Jesus' body had been taken down from the cross, prepared for burial, and sealed in a tomb. What was Satan thinking on that first Good Friday? Did the evil one, who was "a murderer from the beginning" (John 8:44b), rejoice when the Son of God was crucified? From the beginning, from Eden, Satan sought to undermine the Word and then, in time, the Word made flesh. Confronting Jesus in the wilderness, Satan tried unsuccessfully to turn the Savior from the path set before Him. The devil put betrayal into Judas' heart, and the disciple traded his Master for silver coins (see John 13:2). At His arrest in Gethsemane, Jesus, for the sake of our salvation, willingly submitted to His captors and to "the power of darkness" (Luke 22:53b).

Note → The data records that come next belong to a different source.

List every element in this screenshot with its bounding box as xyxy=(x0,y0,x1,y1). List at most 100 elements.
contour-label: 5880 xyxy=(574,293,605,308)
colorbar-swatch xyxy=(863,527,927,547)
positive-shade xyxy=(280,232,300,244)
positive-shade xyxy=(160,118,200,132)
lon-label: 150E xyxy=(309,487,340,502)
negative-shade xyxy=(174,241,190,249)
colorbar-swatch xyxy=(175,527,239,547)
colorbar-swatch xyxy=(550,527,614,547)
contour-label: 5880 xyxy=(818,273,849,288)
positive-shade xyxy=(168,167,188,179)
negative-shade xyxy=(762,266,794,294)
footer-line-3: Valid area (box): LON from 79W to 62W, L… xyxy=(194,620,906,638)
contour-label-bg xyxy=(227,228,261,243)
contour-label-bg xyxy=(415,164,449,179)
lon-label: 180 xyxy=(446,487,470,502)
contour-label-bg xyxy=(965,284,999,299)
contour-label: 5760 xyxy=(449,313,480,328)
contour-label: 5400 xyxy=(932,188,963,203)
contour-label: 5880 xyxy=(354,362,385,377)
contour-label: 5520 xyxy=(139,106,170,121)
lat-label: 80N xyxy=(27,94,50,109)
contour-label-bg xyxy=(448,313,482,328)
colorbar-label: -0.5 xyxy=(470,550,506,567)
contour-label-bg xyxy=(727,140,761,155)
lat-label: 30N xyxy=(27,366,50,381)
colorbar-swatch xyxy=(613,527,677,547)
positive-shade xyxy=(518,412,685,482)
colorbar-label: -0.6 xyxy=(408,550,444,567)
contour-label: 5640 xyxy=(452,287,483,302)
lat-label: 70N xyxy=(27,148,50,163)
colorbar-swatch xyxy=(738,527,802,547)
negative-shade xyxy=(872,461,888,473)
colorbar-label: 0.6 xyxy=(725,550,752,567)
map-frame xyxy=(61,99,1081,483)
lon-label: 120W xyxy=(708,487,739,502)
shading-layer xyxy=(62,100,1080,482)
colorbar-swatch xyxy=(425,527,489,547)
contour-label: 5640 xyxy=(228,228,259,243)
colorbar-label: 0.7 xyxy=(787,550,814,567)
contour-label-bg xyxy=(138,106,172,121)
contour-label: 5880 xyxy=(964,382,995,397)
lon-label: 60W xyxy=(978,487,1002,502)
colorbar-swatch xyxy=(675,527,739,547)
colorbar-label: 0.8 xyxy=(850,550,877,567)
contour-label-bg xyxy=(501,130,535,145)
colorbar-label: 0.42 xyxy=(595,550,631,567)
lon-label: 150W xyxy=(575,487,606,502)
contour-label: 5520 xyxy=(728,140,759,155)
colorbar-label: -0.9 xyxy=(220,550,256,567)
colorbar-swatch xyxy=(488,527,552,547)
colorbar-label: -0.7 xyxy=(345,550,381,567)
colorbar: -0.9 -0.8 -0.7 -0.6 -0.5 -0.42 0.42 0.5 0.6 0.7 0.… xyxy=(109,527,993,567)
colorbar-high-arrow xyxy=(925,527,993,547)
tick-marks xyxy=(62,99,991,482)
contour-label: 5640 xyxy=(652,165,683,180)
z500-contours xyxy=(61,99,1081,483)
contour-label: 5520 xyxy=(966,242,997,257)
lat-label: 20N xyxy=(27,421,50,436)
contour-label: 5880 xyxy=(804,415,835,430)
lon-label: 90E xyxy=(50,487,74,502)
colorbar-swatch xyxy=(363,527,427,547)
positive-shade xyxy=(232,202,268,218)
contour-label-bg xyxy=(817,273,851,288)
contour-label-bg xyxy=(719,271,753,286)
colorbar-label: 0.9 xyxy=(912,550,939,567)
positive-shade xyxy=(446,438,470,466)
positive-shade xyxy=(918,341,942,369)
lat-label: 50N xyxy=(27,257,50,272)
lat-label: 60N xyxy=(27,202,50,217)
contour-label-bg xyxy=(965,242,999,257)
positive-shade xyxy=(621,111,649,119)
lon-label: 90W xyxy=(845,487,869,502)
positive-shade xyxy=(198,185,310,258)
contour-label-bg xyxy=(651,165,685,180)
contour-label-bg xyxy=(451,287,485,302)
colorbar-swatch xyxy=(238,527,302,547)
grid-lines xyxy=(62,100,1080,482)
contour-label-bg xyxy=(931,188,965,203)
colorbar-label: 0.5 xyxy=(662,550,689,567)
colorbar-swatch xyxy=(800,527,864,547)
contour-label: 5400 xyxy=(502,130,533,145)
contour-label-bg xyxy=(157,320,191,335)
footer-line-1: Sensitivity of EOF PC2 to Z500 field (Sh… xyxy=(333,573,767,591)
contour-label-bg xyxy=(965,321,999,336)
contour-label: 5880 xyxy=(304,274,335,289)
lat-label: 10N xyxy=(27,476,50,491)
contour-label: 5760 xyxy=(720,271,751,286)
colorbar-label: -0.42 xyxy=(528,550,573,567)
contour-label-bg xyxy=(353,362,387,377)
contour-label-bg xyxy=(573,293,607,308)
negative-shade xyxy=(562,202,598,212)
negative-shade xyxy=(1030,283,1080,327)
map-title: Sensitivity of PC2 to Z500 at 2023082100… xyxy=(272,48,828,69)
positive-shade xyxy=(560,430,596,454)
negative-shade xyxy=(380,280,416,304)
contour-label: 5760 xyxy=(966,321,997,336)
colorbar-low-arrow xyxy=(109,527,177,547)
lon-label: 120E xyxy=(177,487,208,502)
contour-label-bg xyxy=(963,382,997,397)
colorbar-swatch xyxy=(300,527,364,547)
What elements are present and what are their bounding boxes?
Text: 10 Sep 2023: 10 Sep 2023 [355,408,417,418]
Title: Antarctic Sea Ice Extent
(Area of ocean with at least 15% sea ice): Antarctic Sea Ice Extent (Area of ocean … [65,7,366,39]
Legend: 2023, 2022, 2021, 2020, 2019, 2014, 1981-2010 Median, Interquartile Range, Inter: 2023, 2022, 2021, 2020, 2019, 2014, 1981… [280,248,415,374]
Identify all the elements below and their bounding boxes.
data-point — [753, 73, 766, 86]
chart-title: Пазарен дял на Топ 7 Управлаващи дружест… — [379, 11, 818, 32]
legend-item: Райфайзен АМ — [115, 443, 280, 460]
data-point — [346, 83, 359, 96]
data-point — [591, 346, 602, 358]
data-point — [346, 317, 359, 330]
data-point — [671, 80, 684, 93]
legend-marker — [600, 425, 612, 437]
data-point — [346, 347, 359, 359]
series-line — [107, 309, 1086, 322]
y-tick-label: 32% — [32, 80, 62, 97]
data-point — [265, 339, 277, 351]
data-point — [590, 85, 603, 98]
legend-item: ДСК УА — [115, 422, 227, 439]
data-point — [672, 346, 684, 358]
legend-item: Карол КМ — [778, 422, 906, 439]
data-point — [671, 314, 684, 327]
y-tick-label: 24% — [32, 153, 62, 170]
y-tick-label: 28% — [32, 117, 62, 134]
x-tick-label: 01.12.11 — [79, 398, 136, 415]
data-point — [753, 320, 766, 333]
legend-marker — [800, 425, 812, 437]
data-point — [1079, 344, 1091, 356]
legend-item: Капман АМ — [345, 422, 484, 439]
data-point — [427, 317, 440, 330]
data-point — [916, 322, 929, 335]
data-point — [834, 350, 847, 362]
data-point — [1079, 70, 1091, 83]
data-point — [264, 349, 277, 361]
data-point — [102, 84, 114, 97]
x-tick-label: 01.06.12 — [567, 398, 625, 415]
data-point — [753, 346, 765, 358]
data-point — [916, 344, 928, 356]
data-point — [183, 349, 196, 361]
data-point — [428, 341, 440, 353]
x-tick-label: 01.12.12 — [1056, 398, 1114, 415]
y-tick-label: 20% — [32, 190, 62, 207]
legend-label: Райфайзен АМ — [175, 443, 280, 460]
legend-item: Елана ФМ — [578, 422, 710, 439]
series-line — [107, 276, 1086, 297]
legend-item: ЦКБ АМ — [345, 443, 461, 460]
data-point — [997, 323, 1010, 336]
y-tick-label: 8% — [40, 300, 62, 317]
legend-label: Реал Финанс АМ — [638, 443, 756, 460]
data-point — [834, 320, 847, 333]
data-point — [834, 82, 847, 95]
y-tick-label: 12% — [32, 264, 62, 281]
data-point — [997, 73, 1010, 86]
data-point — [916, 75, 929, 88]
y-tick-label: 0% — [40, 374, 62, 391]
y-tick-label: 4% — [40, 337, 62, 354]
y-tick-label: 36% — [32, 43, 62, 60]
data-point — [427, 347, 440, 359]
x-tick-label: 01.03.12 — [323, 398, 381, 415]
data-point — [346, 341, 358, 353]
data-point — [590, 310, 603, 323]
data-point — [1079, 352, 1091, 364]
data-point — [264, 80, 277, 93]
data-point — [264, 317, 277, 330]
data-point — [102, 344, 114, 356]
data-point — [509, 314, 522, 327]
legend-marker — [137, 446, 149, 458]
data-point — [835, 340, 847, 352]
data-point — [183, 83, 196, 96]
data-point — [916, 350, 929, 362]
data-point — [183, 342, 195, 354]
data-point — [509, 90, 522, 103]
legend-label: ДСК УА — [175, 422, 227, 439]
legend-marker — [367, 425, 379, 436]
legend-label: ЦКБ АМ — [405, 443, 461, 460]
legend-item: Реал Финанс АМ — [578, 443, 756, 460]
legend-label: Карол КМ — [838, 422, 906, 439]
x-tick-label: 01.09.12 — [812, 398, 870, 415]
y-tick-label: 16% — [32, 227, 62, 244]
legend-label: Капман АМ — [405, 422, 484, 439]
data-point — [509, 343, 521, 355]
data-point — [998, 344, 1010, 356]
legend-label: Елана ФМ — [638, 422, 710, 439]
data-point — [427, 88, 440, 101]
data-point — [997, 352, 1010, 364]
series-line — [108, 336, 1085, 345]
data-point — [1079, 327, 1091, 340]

But if the ancient serpent thought he had won, he was greatly mistaken. The devil "now is routed," our hymn proclaims, and so he was. On the first Easter morning Jesus rose from the dead "in glorious victory." Jesus took on our flesh and blood so that "through death He might destroy the one who has the power of death, that is, the devil" (Hebrews 2:14b). The innocent Lamb of God carried our sins in His own body to the cross, the sins by which Satan had hoped to separate us from God forever. By His death and resurrection, Jesus took the power of sin and death from Satan's hand. Grim death is now "a pow'rless form, howe'er it rave and storm" against us. Jesus has "triumphed o'er the grave" and, at His return, so will we!
When the sins we have confessed still trouble us, when we doubt that we can ever be forgiven, we look to the cross and empty tomb. For there, Satan, our enemy and accuser, fell in defeat. Thrashing purposefully in his death throes, Satan still seeks to tempt us and turn us from God and His Word, but the weapons of sin and death that the enemy once wielded to such devastating effect have been torn from his grasp. "Now I am safe from evil, and sin I laugh to scorn." Our sins are forgiven, washed away in Jesus' blood. Death and the grave will not hold us because death and the grave could not hold our Lord.
"He who is strong to save has triumphed o'er the grave!"
THE PRAYER: Lord Jesus, by Your death and resurrection You have won the victory over sin, death, and Satan. In the power of the Holy Spirit, lead us to share with others the good news of the forgiveness and life found only through faith in Your Name. Amen.
This Daily Devotion was written by Dr. Carol Geisler. It is based on the hymn, "Awake, My Heart, with Gladness," which is found on page 467 of the Lutheran Service Book.
1. What did Satan hope to gain by his temptations of Jesus in the wilderness?
2. Do you believe you have a real and lasting victory over sin and the devil in your life?
3. How much of defeating Satan on a daily basis hinges on your prayer life and your trust in God?